The total retail market in India is estimated to be worth Rs 63 lakh crore, of which 95% buying happens through offline formats, according to Devangshu Dutta, founder, Third Eyesight.
Having started as an online-only brand in 2013, Pee Safe launched its first exclusive store in India in February, 2021. The personal hygiene brand currently operates a store each in Gurugram, Bengaluru and Ahmedabad; and plans to launch 50 offline stores in the next 12 months. “There is a strong demand for personal hygiene and wellness products in the offline market. Hence, opening exclusive outlets is a crucial element of our growth strategy,” says Srijana Bagaria, co-founder and director, Pee Safe. These exclusive brand outlets (EBOs) will be launched through the franchise-owned and franchise-operated (FOFO) model.
Online ethnic wear brand Libas, meanwhile, unveiled two brick-and-mortar stores in New Delhi in September, 2021. The brand has an ambitious target of 200 more stores by 2025 in malls and high streets across metro and tier II cities. A click-and-collect facility will be operational soon, says Sidhant Keshwani, managing director, Libas. “We are aiming for our offline market share to be 25% in the coming two years,” he adds.
The brand offers a range of wedding and occasion wear, as well as ready-to-stitch fabrics exclusively in its offline stores. Soon, it also plans to foray into the kidswear and menswear categories, as well as home décor.
Beauty brand Plum, which has been retailing online since 2014, launched its first store in Mumbai in October, 2021. Plum’s founder and CEO, Shankar Prasad, says the goal is to take the store count to 50 by 2023, and for EBOs to contribute “10-20% of our total sales in two-three years”.

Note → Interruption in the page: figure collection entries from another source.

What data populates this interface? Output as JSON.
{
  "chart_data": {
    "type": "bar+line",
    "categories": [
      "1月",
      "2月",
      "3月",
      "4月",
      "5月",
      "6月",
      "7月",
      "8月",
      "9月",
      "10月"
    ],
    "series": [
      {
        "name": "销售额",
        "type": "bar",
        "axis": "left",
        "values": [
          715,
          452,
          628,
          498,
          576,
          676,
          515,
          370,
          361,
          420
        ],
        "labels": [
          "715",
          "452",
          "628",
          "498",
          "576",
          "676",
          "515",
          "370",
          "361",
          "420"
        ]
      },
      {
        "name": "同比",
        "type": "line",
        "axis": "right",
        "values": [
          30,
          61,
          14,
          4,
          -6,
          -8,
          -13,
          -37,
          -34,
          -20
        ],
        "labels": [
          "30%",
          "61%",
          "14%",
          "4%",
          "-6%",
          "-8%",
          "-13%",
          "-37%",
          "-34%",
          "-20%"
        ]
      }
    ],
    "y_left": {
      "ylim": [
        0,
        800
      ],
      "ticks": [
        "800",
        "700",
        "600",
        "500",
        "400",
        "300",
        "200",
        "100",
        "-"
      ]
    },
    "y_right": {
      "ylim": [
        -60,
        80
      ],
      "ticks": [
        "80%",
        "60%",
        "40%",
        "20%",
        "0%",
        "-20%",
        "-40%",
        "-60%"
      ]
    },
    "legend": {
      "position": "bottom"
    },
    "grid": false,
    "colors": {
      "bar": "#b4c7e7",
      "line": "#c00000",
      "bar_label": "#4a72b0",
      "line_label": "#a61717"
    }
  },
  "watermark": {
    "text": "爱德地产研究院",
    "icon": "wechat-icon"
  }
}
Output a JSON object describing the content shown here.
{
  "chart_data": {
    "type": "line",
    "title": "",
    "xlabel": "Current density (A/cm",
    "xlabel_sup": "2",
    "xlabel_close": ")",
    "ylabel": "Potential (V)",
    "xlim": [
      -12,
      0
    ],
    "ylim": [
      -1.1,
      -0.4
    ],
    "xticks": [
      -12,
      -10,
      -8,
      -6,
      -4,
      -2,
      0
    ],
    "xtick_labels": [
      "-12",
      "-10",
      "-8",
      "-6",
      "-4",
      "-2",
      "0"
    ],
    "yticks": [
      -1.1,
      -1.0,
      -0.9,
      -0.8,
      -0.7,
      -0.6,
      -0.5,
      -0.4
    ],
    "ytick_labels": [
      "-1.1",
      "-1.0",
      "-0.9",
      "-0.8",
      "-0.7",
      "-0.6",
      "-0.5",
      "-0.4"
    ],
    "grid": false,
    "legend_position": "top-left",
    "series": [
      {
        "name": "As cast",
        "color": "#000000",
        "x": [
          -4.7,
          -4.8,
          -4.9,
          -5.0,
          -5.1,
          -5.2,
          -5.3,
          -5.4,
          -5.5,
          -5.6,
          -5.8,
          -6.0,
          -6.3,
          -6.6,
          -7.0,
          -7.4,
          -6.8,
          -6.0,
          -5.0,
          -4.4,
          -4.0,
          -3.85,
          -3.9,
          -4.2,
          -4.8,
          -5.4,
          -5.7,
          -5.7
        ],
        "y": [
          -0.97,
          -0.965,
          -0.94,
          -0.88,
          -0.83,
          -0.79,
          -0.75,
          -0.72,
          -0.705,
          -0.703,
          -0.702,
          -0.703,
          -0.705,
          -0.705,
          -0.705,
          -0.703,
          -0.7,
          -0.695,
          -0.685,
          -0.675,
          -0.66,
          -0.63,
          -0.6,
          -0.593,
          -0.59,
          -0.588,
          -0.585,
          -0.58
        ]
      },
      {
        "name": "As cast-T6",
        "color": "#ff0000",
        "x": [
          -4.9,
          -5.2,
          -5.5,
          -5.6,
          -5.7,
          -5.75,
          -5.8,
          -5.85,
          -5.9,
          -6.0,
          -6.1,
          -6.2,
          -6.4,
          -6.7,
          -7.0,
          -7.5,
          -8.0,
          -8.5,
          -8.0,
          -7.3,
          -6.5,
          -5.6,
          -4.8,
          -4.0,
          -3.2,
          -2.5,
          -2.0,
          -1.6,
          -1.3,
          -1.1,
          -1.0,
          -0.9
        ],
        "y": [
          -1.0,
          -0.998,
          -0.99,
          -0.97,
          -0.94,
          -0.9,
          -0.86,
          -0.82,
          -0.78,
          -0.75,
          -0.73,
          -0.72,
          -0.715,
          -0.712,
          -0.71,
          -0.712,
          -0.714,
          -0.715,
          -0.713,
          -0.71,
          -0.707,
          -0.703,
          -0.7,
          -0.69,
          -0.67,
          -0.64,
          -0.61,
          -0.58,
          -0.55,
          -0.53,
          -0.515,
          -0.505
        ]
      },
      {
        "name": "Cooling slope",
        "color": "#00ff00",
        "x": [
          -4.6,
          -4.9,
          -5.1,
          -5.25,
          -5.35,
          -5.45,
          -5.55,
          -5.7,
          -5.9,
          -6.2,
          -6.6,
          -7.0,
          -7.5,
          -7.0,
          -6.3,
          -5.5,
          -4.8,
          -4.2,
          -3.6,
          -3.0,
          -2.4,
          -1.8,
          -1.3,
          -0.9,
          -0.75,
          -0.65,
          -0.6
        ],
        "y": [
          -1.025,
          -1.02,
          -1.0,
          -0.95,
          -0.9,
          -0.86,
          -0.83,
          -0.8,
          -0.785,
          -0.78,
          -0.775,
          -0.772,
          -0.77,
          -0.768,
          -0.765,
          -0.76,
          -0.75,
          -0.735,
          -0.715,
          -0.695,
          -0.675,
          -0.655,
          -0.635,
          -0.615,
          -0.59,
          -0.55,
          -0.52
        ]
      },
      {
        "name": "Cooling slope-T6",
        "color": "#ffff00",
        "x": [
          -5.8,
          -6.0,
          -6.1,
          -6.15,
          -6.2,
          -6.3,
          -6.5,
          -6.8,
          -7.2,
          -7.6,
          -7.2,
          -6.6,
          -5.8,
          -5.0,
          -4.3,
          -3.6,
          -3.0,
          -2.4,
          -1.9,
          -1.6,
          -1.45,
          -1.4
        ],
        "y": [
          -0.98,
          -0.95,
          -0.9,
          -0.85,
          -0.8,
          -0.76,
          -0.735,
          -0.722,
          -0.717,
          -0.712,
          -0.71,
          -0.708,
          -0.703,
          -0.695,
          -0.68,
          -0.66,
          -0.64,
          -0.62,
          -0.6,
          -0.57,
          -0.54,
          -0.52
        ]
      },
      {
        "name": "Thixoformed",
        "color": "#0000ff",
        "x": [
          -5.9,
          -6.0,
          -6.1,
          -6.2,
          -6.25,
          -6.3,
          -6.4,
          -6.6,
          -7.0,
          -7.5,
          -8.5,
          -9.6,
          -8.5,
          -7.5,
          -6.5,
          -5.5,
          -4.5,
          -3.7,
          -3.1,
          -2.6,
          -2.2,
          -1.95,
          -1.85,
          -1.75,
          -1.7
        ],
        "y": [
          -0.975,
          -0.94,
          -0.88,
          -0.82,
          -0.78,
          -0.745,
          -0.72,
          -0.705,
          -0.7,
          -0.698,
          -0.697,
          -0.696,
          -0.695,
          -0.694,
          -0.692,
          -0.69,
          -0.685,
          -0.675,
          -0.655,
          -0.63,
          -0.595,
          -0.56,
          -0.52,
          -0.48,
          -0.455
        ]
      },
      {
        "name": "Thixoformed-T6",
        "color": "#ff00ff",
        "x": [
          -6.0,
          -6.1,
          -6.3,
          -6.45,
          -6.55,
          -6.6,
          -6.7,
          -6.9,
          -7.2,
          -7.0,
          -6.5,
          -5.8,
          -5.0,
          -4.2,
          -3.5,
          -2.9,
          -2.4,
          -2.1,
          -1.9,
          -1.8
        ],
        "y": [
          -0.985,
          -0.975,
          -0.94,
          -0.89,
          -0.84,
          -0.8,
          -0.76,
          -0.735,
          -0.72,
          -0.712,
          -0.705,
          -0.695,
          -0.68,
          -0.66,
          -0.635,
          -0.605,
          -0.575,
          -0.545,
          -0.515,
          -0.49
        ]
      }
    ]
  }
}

Jewellery brand Melorra extended its presence offline back in December, 2020. “We have been growing 200% year-on-year; we expect to post even stronger numbers this year with the addition of offline stores. We are looking to touch $1 billion in revenue in five years,” says the company’s founder and CEO, Saroja Yeramilli.
A good step?
Analysts say that the move to offline retail makes sense for digital-first brands in categories where experiencing the product is an important driver for purchase. “D2C players have so far done a great job of owning the consumer journey which is largely online. They now see that for the next wave of growth and penetration, they need good representation in a larger set of touchpoints,” says Rachit Mathur, partner and MD, BCG.
However, online is likely to remain the primary revenue stream for these digital-first brands. “Brands such as Lenskart, Nykaa and FirstCry have done a great job in driving strong retail presence and viable productivity, but continue to have a higher bias of online sales,” Mathur notes.
D2C brands could perhaps try a mix of formats for an offline foray, from EBOs to a presence in departmental stores, or even small SIS (shop-in-shop) counters in shopping centres. But brands would need to be cognisant of the fact that consumers behave differently depending on the shopping environment they are in. Hence, the interface, service offering, and even the product mix may have to be tweaked. “Simply bringing in technology into an offline environment just because you are an online-first brand may do nothing to enhance the consumer experience, and may even detract from it,” Dutta says.